Place Sainte-Geneviève è uno di quei luoghi che non possono essere schiacciati nella definizione scarna e troppo cauta di « bel endroit ». Place Sainte-Geneviève è molto di più. Al mattino la piazza si riempie di studenti dalle palpebre gonfie di sonno, diretti alla Sorbonne, alla bibliothèque Sainte-Geveviève, alla bibliothèque Sainte-Barbe.Con noncuranza un poco bobo (bourgeois-bohémien) si lasciano inumidire i vestiti e i capelli da fitti spilli di pioggia, senza nemmeno lanciare uno sguardo verso la facciata imponente di Saint-Étienne-du-mont. E’ piacevole guardarli con distacco per qualche attimo, cristallizzando quell’immagine di quotidianità che nella sua disarmante scontatezza porta con sé parecchi grammi di serenità. Al pomeriggio invece Place Sainte-Geneviève si anima di voci chiassose. Le porte dei licei si aprono, così come si aprono gli stomaci degli impiegati e deli universitari. Schiere di affamati si contendono gli scalini dell’église, luogo privilegiato per le pause pranzo all’insegna del low-cost. I turisti appena usciti dal Panthéon osservano curiosi la serie infinita di dettagli che rende così speciale anche un rapido passaggio per la piazza. Ma questo piccolo quadro vivente nel cinquième arrondissement la notte s’invade di una magia tanto sfuggente quanto certa.
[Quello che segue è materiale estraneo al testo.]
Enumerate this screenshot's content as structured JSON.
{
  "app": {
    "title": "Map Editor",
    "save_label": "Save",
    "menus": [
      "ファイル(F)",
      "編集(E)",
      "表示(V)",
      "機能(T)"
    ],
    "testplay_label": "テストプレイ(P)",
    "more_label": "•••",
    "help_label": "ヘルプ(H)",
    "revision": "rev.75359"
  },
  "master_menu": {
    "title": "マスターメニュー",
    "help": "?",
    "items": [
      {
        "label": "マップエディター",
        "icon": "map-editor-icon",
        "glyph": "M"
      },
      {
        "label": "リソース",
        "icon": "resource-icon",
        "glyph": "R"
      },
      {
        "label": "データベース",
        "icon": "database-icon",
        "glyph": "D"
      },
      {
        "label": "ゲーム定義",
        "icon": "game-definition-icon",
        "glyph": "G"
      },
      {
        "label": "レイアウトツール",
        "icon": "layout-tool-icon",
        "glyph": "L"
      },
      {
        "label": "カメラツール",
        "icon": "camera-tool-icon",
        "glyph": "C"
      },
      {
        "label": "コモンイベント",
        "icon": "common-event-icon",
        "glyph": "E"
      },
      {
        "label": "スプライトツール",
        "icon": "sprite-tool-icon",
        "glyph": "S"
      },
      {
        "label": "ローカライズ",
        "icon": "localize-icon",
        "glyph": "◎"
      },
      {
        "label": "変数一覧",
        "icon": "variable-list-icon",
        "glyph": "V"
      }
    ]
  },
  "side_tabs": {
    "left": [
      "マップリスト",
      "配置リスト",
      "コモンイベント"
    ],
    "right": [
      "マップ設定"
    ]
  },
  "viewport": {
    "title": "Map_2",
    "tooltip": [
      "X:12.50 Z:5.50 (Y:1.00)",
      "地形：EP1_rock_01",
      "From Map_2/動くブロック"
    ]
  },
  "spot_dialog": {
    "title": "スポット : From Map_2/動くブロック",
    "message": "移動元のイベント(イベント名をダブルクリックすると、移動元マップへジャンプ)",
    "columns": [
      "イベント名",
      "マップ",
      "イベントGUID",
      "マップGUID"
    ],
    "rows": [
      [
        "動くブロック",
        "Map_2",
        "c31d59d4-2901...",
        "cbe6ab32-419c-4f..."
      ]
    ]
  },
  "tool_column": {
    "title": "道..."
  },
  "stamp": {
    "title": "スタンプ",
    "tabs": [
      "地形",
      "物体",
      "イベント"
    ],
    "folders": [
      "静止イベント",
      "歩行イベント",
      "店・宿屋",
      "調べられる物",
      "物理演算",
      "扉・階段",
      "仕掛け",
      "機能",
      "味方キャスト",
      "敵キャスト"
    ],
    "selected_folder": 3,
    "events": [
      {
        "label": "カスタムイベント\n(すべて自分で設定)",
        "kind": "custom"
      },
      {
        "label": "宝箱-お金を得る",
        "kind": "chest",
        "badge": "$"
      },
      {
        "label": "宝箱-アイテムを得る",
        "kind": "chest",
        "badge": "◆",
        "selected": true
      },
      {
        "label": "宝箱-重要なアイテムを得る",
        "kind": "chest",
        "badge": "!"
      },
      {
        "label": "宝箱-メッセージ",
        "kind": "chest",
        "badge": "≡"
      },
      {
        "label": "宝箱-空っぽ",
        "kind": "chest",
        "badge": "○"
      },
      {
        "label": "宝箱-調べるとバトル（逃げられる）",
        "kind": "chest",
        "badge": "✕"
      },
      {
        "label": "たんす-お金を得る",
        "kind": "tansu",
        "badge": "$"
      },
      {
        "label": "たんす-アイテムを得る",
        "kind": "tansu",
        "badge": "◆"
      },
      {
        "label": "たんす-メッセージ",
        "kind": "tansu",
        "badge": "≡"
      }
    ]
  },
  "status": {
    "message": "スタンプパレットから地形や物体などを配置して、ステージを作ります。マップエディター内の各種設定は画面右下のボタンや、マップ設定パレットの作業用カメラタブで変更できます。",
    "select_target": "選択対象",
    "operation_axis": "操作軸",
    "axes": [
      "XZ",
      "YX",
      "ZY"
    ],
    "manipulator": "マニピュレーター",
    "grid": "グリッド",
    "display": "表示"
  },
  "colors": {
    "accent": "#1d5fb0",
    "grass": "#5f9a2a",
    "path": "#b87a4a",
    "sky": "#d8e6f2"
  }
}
E questo lo sanno bene le ombre chiassose che rientrano nei propri appartamenti dopo una serata in Place Contrescarpe, così come lo sa bene Woody Allen.

Attraverso lo sguardo stupito di Gill, il regista disegna a contorni sfumati quell’atmosfera surreale che solo un promeneur solitaire deliziosamente perso la notte per le vie di Parigi sa assaporare. E’ vero : « al mattino Parigi è bellissima, nel pomeriggio è deliziosa, alla sera è incantevole, e dopo la mezzanotte Parigi diventa magica ». Ed è sugli scalini dell’entrata sul lato destro dell’église Saint-Étienne-du-mont che il sipario si alza e la scena viene invasa dalla magia che solo Parigi la notte sa dare. I fari di una Peugeot 184 Landaulet nella notte, le voci gioiose dei passeggeri, l’espressione disorientata del protagonista…e poi la Ville-lumière negli anni ’20. Midnight in Paris non rappresenta solo uno dei tanti elogi di una delle città più ambite al mondo, ma è un pentagramma su cui danzano colori, suoni, odori, superfici, un crogiolo di sinestesie che si espandono nella fluidità del tempo. Considerare questo film come un puro tentativo di ritornare al passato attraverso la cultura (francese?) degli anni venti sarebbe estremamente riduttivo. L’essenza della mezzanotte a Pargi forse risiede proprio nell’intemporalità di questa città. Quandoci si perde la notte a Parigi la presenza diventa sempre più sfuocata. C’è solo la luce dei lampioni, il ciottolato delle viuzze in salita, il rumore dei propri passi e la leggerezza dello spazio. Il tempo non c’è più.